Doug Aitken. Schirn Kunsthalle Frankfurt am Main. Kurator: Matthias Ulrich. Noch bis 27. September 2015.

Samstag, 11. Juli 2015

This isn't just Greece

…And now, the IMF is already saying—or the IMF has already acknowledged that the debt is unsustainable. And some of that is U.S. influence. You know, you have a difference between the U.S. and the European Union, or the European authorities, I should say, because the U.S. is only concerned with keeping Greece in the euro, whereas the others have this project. They want to transform Europe into a place that has a smaller social safety net, a reduced state, cuts in pensions and healthcare. This isn’t just Greece. Greece is the obstacle in their way of transforming Europe. So they have these whole set of other interests that they’re fighting for, and that’s why they’re being so brutal and stubborn about this…
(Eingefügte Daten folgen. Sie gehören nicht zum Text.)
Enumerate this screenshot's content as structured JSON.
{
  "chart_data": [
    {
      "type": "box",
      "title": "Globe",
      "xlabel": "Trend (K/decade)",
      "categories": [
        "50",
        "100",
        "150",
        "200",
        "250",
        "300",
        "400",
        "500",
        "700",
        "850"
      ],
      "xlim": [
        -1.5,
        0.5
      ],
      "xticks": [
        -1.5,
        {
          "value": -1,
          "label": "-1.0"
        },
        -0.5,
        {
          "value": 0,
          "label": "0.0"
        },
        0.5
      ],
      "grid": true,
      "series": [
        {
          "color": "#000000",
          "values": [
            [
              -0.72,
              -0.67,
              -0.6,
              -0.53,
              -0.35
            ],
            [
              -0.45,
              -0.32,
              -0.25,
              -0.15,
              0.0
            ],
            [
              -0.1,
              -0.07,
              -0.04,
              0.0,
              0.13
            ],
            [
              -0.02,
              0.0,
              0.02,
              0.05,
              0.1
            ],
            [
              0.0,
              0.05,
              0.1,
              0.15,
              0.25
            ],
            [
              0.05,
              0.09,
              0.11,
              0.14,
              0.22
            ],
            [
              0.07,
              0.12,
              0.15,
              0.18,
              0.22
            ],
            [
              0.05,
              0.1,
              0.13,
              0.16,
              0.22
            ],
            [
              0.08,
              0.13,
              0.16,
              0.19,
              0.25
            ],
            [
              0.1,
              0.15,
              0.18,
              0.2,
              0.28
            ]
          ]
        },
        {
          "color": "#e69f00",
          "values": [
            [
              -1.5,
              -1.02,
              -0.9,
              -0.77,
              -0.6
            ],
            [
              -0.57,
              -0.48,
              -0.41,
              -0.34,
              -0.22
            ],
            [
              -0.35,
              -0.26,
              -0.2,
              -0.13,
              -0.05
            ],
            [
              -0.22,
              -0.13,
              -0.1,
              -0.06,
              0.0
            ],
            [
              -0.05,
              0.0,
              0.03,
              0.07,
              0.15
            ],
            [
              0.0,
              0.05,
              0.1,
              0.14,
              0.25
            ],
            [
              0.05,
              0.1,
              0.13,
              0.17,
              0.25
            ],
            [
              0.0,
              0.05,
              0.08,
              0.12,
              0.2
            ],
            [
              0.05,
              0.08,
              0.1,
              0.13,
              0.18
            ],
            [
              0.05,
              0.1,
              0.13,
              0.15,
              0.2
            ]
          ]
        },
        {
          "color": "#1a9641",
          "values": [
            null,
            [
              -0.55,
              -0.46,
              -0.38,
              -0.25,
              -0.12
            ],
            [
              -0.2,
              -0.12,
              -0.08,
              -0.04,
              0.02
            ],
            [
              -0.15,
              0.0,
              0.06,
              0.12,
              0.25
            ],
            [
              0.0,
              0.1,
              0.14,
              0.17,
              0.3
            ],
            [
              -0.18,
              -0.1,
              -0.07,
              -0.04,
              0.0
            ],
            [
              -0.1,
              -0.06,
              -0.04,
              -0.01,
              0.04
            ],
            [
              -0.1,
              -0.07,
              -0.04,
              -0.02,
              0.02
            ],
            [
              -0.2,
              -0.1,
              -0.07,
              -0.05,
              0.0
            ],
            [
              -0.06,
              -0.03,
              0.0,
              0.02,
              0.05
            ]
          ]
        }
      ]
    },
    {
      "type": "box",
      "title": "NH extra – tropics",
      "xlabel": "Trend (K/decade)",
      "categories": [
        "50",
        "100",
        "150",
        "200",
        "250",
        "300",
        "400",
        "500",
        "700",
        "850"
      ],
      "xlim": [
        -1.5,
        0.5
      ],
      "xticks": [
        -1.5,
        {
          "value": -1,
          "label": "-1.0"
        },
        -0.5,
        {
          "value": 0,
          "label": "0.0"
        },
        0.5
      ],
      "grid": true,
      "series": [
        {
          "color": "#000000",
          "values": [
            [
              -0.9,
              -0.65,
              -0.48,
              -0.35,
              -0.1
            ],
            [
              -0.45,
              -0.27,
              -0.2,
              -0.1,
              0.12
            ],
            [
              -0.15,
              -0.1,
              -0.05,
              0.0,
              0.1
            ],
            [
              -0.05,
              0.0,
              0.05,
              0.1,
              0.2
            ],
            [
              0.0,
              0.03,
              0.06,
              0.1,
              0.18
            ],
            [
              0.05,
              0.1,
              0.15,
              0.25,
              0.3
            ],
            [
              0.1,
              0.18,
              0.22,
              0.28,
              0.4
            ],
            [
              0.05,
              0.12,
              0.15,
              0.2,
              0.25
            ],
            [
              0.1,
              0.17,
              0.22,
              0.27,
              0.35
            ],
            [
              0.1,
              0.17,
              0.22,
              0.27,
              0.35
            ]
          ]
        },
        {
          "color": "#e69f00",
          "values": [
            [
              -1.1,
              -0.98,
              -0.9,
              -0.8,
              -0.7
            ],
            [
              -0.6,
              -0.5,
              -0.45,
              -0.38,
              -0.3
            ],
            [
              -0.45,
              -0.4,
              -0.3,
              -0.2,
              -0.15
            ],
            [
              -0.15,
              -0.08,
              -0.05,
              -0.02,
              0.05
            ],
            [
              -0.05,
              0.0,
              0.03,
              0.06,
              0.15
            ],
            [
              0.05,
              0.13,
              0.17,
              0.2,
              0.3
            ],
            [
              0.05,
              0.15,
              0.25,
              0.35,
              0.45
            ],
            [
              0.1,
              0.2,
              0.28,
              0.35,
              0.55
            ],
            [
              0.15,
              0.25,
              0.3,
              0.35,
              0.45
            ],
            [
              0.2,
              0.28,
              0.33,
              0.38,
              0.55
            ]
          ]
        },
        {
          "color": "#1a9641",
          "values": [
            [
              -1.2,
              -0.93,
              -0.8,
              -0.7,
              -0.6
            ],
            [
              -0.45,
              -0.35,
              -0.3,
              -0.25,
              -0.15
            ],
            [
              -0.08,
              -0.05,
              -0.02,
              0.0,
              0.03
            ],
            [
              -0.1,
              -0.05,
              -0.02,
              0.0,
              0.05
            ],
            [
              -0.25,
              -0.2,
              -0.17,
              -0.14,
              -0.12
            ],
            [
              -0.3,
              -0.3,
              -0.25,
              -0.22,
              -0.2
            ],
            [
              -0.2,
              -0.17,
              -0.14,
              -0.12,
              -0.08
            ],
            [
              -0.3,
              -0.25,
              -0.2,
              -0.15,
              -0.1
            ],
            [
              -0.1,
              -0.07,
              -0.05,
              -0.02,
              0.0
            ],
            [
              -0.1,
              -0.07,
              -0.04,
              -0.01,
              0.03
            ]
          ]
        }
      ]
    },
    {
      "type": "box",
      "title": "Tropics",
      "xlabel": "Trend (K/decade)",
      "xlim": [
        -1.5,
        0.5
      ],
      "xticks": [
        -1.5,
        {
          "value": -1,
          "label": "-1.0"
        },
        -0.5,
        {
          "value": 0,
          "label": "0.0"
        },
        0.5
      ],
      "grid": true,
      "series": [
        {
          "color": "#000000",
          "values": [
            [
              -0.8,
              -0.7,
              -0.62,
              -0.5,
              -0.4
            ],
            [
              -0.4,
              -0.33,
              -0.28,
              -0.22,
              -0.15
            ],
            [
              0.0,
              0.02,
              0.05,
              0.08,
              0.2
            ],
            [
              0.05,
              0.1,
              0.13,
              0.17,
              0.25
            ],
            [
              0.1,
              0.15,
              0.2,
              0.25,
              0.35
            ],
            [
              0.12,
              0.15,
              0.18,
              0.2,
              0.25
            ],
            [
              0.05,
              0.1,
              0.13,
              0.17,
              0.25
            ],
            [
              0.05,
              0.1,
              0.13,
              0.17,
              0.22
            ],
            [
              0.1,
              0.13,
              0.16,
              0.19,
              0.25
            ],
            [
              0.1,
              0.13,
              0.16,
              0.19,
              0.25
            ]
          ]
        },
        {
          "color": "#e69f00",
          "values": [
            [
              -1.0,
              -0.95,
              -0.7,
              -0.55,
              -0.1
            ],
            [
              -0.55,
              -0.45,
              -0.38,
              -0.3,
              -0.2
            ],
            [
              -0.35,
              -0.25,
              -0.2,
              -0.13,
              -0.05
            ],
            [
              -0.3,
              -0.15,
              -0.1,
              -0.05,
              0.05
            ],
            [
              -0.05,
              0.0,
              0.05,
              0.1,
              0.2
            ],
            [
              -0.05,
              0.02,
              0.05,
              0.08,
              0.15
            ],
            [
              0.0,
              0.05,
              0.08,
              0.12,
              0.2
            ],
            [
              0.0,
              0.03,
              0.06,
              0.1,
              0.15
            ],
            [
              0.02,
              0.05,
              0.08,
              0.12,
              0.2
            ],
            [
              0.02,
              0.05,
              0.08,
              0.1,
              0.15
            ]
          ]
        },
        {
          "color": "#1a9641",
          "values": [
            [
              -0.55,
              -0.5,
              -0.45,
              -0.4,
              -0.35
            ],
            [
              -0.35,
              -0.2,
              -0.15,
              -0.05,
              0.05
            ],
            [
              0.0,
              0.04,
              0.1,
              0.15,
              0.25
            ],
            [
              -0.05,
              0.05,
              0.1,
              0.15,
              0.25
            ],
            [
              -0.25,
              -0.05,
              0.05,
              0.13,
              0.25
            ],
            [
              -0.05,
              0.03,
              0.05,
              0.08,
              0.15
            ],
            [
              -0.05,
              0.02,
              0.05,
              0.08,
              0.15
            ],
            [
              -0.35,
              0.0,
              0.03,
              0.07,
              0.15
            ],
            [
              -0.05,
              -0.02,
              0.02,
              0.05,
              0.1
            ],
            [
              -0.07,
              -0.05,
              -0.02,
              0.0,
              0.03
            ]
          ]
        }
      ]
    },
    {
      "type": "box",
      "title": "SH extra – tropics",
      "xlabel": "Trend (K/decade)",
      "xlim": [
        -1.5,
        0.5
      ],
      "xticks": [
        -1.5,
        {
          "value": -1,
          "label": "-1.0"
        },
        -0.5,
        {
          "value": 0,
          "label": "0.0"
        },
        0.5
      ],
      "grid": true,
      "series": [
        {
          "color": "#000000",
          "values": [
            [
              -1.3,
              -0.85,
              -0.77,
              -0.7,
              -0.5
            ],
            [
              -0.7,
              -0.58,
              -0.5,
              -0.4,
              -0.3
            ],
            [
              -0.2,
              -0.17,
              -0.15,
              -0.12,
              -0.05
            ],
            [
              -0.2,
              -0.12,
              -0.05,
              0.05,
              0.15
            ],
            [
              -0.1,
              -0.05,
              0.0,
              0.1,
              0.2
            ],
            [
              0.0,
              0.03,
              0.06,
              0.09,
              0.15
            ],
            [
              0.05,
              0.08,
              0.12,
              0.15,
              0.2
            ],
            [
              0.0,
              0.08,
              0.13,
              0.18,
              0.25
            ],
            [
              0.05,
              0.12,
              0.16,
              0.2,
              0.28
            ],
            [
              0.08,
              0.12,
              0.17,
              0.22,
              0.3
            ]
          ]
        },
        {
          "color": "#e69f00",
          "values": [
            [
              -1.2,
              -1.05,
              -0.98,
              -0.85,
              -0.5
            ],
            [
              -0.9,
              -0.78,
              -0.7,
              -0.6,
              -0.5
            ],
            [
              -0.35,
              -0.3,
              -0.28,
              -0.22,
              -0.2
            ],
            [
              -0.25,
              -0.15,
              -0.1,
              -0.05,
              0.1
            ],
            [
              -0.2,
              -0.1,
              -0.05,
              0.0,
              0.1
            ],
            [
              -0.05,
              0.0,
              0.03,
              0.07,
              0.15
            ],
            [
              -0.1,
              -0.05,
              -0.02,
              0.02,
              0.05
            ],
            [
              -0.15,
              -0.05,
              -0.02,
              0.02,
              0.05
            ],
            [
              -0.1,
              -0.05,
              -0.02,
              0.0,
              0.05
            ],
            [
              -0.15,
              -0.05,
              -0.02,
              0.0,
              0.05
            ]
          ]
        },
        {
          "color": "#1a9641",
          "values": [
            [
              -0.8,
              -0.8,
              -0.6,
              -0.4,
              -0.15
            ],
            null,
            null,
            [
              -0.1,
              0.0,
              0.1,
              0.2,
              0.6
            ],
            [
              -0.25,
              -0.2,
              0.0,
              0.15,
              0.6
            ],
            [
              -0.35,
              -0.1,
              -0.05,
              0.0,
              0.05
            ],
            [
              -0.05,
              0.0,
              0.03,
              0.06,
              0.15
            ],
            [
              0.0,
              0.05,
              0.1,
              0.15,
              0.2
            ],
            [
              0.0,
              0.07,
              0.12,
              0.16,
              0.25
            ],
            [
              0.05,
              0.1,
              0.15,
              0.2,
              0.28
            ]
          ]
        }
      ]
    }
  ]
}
– Mark Weisbrot in Democracy Now, 10. Juli 2015.

Donnerstag, 9. Juli 2015

Das richtige Personal

Amy Goodman und Juan Gonzalez haben bei Democracy Now mit Bruce Schneier über das Papier gesprochen, in dem er sich zusammen mit vierzehn anderen Kryptographen gegen staatliche Hintertüren bei der Verschlüsselung von Daten gewandt hatte. Die Krypto-Wars sind wieder da, sagt er. Alles, was sie schon in den 1990er Jahren gesagt haben, können sie heute noch einmal sagen. Es ist das alte Spiel, das man eher in China oder Rußland erwarten würde, aber nicht in einer Demokratie.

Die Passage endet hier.